Sarah had lit the gas mantle and he was silhouetted against the darkness outside. His shoulders seemed more hunched than they used to be. Bending over his cobbler’s bench had made its mark on his posture while he was still a youth, but wielding the heavy irons in the factory had added to this. Love for him welled over her, concern too. How hard he worked to provide for them. And now she must tell him his burden was to be increased. But was it not love which had brought this about? Hers for him and his for her? The knowledge strengthened her. It was the only solid, unchanging thing in their lives.
“There’s going to be another Sandberg in the Spring,” she said simply.
Abraham’s expression lit with relief. “I thought it was bad news.”
“And who could blame you for thinking it isn’t good news either?”
He was by her side in two strides, gathering her close. Then he held her away from him and smiled into her eyes. “A child is a blessing, Sorrel. God is good to us.”
Salaman came into the pressing room and sat down on a stool. “How goes it with you, Abie?” he asked morosely.
We’re going to have another child, we don’t have to struggle enough, Abraham wanted to say.
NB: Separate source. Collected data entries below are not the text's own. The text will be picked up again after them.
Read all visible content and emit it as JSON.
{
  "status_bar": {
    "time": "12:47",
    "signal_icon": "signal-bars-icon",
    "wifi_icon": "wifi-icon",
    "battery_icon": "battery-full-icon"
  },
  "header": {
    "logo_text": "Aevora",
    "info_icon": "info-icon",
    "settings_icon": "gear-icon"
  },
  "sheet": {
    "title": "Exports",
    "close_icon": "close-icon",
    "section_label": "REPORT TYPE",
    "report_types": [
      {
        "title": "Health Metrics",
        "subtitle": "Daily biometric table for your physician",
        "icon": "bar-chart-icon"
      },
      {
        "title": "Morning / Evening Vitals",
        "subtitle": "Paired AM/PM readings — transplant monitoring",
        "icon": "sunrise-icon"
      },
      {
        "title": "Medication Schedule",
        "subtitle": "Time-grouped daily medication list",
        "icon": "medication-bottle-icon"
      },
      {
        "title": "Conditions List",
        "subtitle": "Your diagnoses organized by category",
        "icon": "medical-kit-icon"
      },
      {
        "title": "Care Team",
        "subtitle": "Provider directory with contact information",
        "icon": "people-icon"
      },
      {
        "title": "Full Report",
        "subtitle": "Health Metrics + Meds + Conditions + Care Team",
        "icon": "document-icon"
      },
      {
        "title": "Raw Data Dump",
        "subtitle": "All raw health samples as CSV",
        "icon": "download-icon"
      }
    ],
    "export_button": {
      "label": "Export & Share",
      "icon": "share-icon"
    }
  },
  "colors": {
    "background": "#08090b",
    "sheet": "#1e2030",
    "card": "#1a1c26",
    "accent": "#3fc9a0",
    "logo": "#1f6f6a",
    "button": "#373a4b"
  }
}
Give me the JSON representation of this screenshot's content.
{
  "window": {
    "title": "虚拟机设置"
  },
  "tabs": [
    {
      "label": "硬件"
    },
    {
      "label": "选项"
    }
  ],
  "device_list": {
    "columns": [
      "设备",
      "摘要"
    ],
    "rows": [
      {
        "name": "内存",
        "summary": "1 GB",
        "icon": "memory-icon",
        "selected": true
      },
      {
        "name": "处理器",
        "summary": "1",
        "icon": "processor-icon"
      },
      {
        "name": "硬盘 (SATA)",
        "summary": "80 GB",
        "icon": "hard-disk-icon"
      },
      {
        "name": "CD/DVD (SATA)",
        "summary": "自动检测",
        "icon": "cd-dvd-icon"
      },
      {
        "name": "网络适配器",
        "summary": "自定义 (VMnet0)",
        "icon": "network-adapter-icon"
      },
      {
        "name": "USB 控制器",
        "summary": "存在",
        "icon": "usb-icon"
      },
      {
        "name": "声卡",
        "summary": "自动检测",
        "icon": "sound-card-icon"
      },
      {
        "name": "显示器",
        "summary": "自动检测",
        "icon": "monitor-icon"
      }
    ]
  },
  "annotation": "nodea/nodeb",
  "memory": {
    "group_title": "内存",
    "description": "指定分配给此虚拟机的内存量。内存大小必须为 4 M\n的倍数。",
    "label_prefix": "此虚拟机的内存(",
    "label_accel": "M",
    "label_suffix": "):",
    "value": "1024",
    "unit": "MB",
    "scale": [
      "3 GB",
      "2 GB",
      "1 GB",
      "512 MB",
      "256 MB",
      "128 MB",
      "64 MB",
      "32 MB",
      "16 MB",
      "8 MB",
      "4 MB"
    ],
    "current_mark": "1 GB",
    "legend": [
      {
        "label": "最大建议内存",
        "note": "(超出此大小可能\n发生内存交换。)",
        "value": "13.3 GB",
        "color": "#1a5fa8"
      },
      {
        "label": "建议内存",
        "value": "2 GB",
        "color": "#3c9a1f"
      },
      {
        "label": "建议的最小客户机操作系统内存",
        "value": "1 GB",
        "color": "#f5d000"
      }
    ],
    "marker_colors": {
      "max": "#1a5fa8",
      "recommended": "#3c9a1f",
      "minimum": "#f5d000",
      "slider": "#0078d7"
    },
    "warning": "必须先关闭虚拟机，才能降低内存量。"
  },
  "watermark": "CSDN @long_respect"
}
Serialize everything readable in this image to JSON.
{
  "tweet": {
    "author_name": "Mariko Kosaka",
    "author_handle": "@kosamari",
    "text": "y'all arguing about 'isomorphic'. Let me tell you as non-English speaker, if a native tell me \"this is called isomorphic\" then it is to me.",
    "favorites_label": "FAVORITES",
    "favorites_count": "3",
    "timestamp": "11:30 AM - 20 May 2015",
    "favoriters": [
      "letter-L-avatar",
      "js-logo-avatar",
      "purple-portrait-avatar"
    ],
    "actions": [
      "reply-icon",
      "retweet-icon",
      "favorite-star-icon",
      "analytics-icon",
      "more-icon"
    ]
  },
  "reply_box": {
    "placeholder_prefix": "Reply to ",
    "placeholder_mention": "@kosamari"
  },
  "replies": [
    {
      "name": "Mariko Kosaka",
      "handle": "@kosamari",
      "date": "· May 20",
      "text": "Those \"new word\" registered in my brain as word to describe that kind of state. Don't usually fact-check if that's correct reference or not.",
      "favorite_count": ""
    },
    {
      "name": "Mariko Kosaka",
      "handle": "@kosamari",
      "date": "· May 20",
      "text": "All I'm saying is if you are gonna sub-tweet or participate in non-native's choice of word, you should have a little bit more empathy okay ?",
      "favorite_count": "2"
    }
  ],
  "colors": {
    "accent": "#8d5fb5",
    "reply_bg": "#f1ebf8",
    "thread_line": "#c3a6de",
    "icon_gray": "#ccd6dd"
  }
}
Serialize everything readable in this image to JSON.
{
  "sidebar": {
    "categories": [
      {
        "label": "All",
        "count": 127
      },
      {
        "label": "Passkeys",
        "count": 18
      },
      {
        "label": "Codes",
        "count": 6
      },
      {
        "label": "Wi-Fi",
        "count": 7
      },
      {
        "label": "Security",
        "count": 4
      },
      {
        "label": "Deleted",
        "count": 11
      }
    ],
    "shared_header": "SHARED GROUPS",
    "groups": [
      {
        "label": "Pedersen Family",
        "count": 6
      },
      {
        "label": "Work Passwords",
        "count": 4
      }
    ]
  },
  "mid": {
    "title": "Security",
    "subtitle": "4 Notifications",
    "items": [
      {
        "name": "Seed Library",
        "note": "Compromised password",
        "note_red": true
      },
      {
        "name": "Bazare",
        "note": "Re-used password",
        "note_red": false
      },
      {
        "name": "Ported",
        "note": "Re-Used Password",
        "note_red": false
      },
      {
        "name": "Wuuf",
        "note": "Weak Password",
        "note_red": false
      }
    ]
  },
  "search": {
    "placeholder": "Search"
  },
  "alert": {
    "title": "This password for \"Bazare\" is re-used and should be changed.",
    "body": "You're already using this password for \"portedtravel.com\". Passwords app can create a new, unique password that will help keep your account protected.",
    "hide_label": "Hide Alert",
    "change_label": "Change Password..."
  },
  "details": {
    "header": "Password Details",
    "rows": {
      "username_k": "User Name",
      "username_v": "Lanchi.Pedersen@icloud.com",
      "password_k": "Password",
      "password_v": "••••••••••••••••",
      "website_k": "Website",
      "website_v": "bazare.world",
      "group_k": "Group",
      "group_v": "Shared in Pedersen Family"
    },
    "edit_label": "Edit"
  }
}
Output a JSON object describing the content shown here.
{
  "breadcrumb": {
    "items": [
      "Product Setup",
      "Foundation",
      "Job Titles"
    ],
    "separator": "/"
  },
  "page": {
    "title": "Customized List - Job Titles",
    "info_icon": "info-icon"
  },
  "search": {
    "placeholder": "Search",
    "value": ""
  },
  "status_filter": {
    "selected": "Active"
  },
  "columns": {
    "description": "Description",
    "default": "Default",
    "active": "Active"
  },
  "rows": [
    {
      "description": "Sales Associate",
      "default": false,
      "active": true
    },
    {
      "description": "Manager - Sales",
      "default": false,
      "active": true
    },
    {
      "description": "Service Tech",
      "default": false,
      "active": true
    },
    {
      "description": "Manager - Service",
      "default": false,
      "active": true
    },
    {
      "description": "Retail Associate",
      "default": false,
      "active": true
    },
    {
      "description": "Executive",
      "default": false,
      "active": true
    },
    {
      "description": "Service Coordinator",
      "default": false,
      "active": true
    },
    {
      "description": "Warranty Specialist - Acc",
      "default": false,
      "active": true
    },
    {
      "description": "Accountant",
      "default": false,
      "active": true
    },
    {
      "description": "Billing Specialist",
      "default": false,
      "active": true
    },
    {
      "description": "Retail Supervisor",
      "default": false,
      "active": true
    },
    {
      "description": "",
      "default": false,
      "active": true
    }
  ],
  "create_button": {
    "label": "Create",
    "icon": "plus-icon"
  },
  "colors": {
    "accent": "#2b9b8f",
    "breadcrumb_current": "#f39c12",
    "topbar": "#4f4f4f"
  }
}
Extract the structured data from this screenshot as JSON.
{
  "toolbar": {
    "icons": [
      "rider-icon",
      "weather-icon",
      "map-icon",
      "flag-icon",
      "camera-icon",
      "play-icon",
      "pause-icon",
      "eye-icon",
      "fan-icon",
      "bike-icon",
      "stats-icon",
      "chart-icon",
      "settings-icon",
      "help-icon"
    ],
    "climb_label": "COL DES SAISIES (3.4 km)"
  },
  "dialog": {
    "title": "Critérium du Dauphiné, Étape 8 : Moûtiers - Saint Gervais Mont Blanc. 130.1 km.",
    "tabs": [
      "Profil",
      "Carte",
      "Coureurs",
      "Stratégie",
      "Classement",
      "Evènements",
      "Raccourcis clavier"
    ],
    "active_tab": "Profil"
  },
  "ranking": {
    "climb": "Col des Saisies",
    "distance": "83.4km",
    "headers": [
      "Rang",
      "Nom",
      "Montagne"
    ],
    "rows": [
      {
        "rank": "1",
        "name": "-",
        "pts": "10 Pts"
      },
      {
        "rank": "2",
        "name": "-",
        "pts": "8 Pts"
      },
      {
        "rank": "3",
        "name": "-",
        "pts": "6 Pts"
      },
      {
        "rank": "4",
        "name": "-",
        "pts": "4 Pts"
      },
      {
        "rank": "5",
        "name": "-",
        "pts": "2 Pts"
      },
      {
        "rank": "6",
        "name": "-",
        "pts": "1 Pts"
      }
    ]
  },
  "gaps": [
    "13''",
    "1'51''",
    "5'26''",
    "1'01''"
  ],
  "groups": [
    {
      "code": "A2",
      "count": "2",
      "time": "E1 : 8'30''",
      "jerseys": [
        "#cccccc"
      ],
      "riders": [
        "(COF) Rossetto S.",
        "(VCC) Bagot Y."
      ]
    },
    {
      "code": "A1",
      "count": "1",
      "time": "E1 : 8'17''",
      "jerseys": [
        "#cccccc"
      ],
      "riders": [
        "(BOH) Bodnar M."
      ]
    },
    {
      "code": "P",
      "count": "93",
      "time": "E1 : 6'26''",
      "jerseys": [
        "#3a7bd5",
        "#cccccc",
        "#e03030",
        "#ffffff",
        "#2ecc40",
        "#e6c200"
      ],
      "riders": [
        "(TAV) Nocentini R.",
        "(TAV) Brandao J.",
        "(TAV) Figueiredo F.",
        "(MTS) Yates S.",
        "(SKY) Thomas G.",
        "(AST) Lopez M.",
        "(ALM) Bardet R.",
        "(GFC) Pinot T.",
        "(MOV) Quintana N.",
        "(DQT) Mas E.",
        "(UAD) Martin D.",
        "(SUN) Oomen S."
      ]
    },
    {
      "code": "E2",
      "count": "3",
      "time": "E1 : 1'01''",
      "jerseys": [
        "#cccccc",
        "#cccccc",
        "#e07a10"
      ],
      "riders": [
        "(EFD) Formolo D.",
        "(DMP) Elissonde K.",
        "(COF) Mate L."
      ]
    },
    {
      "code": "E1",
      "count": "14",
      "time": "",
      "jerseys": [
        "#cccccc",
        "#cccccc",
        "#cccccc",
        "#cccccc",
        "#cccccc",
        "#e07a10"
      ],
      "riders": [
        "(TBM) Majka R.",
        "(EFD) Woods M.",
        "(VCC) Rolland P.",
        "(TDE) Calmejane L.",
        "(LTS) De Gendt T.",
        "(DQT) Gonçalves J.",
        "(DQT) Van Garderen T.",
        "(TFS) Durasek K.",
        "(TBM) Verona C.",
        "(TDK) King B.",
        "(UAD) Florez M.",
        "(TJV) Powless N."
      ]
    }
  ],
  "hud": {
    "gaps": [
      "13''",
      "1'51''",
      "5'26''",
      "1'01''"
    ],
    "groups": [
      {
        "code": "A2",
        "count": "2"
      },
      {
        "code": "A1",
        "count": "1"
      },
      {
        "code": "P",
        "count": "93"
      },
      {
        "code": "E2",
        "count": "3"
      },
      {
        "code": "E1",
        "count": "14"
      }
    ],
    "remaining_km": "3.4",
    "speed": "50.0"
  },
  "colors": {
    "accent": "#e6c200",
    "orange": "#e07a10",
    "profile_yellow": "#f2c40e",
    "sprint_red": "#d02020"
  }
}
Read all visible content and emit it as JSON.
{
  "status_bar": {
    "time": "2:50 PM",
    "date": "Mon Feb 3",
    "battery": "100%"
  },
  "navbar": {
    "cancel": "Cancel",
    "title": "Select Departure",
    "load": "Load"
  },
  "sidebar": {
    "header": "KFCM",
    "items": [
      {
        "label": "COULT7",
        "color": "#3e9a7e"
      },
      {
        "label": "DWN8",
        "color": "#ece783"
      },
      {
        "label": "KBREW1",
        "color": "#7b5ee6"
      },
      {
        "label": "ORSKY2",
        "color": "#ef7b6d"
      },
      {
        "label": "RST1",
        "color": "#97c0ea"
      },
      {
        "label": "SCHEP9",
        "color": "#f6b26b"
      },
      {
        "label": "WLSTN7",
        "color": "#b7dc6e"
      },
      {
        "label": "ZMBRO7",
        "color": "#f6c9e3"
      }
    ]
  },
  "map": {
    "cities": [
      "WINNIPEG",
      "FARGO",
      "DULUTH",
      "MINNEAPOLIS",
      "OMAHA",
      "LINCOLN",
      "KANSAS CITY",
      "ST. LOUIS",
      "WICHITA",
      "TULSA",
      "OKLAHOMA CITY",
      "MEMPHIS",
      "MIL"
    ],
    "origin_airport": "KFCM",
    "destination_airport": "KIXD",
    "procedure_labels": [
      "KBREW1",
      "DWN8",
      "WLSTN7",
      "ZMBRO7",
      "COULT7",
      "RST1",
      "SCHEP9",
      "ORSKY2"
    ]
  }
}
His joy at the news had not blinded him to what it meant. And next week is David’s Bar Mitzvah, he felt like telling Salaman. We’ll have to provide cakes and wine for the whole congregation, or how will we hold up our heads? So it isn’t a big congregation, even a small one is too large for our purse. He smiled and said nothing. By now he knew his employer came to him to pour out his own troubles, not to listen to his. And who else did the poor fellow have to talk to? His relatives had lost patience with him because he had not yet remarried and the loneliness was his own choice.
“The matchmakers have found me a widow. Like Venus de Milo she looks,” Salaman confided.